The facts of all the transactions show that the bank or its attorney, if he be the bank’s attorney, had knowledge of these sales and aiding in consummating them, and Mrs. Kennedy being a surety, and the plaintiff having proved that the personal property which her husband, the principal debtor, put up as security for the debt, has been sold and brought enough to pay it, and the bank and its attorney or guarantor having assented to the sale of the principal debtor’s property, the sureties’ property must be exonerated to the extent of discharging it from any *232further liability. Carriage Co. v. Dowd, 155 N. C., 308, as the proceeds of the sale were sufficient to pay the whole debt.

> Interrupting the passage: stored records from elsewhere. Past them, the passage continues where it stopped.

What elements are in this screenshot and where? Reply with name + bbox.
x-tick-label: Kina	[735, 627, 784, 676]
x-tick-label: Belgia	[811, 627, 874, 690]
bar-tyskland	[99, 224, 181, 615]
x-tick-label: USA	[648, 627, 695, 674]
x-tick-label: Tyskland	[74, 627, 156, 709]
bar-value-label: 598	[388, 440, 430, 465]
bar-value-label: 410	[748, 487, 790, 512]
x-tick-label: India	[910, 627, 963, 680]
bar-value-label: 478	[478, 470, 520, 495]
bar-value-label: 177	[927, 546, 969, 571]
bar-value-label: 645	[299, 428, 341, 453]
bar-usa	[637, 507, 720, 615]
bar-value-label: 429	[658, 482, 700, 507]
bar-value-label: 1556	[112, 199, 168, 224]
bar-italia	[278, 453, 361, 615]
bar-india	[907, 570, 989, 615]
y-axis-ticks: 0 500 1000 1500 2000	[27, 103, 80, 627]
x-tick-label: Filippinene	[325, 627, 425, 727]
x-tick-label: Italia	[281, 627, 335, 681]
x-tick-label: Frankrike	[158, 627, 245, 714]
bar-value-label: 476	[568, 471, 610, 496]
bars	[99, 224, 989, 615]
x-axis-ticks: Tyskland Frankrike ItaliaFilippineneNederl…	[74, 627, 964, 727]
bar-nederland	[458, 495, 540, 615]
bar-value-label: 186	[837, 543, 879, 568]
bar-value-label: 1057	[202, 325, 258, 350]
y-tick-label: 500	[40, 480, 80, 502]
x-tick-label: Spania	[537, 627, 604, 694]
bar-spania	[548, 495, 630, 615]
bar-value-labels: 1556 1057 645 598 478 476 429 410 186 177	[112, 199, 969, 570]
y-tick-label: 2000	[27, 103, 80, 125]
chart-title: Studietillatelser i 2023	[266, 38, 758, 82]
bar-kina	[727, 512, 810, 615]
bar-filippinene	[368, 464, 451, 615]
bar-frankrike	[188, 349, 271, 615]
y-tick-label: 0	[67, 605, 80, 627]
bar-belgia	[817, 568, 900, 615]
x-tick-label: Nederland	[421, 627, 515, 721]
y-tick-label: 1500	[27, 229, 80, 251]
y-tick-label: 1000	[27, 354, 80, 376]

This case is even stronger than the statement above made, for here wo have the guarantor to the bank, Heyer, aiding and actively participating in the sale of the property of the principal debtor, who was primarily liable for the payment of the debt, and also assisting in its conversion, or wrongful disposition, and he now asks a court of equity, and conscience, to help him in this questionable conduct, by fastening the resultant loss upon the surety, who is innocent of all wrong, and to decree to the wrong-doer the property of such surety. If there is a legal or equitable rule justifying such a claim, we have failed to discover that it has found its way into the books.